Google Maps seems to have knowingly sacrificed pinpoint accuracy of transit modes, neutrality in reviews on the platform, and personalization in order to be the default navigation and discovery tool for the entire world. They accepted that transit timings would sometimes be wrong, that restaurant recommendations would be ad-influenced and review-biased, and that routing would not always accommodate individual preferences. These are not oversights. They are the logical consequence of optimizing for one thing above all else: being the single app a person anywhere on the planet can open and immediately get moving. Going deep on any one feature for any one type of user would mean going shallow somewhere else. Google, as a large organization catering to billions of devices worldwide, made peace with that (knowing they have plenty of cool sub-products or features such as Reviews which would be a logical addition to Maps), and built for everyone instead of a hyper-specific persona.
Conclusion
Going into this, I thought I knew Google Maps well. I use it every day.

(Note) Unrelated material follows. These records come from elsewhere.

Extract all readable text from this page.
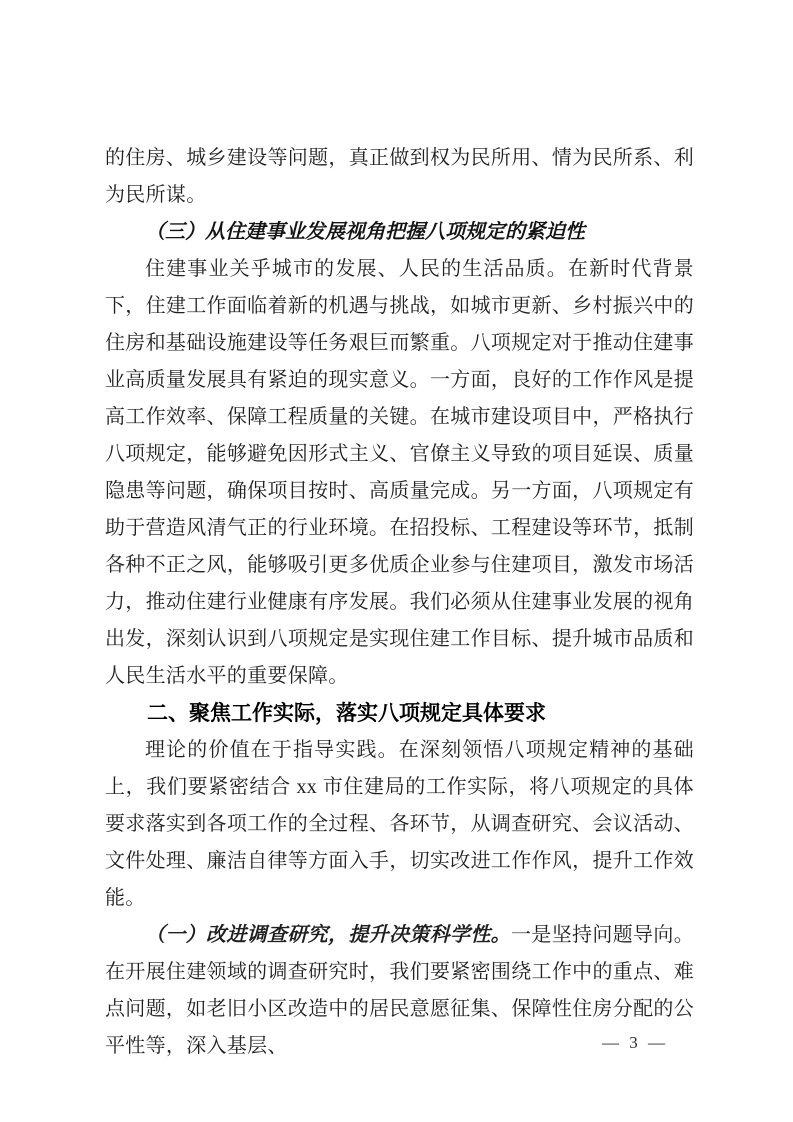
的住房、城乡建设等问题，真正做到权为民所用、情为民所系、利为民所谋。

（三）从住建事业发展视角把握八项规定的紧迫性

住建事业关乎城市的发展、人民的生活品质。在新时代背景下，住建工作面临着新的机遇与挑战，如城市更新、乡村振兴中的住房和基础设施建设等任务艰巨而繁重。八项规定对于推动住建事业高质量发展具有紧迫的现实意义。一方面，良好的工作作风是提高工作效率、保障工程质量的关键。在城市建设项目中，严格执行八项规定，能够避免因形式主义、官僚主义导致的项目延误、质量隐患等问题，确保项目按时、高质量完成。另一方面，八项规定有助于营造风清气正的行业环境。在招投标、工程建设等环节，抵制各种不正之风，能够吸引更多优质企业参与住建项目，激发市场活力，推动住建行业健康有序发展。我们必须从住建事业发展的视角出发，深刻认识到八项规定是实现住建工作目标、提升城市品质和人民生活水平的重要保障。

二、聚焦工作实际，落实八项规定具体要求

理论的价值在于指导实践。在深刻领悟八项规定精神的基础上，我们要紧密结合 xx 市住建局的工作实际，将八项规定的具体要求落实到各项工作的全过程、各环节，从调查研究、会议活动、文件处理、廉洁自律等方面入手，切实改进工作作风，提升工作效能。

（一）改进调查研究，提升决策科学性。一是坚持问题导向。在开展住建领域的调查研究时，我们要紧密围绕工作中的重点、难点问题，如老旧小区改造中的居民意愿征集、保障性住房分配的公平性等，深入基层、	— 3 —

But familiarity is not the same as understanding, and working through this breakdown made that gap obvious. Writing it down was what forced the difference. I could not just gesture at an idea and move on. I had to commit to a sentence, and that commitment exposed where my thinking was vague.
A few things I only understood properly once I had written them out:
The failure mode insight: that every time Maps lets me down, it is the same failure. Inaccurate real-time information. I had felt that frustration before but never connected it across contexts.
The two-layer review problem: ad-driven bias and selection bias are separate issues that compound each other. I would not have seen the second one without pushing through the first.
The breadth versus depth tradeoff: I knew Maps was not the best at any one thing, but writing it out made me realize that was a choice, not a limitation.
What surprised me most was how much of what I experience as frustration is not a failure of execution. It is the product working exactly as designed, just not for the specific depth I wanted. That reframe is uncomfortable in a useful way.
It also changed how I look at products generally. The question I keep coming back to now is not "what does this do" but "what did they decide to (and not to) do, and why." That second question turns out to be far more revealing. Every gap in a product is a decision someone made, consciously or not.
As I learn more about product thinking, I am most curious about what it feels like to be on the other side of these decisions. It is easy to deconstruct someone else's tradeoffs in hindsight. It is a different thing entirely to make them yourself, without knowing what will matter later. That is what I want to get better at.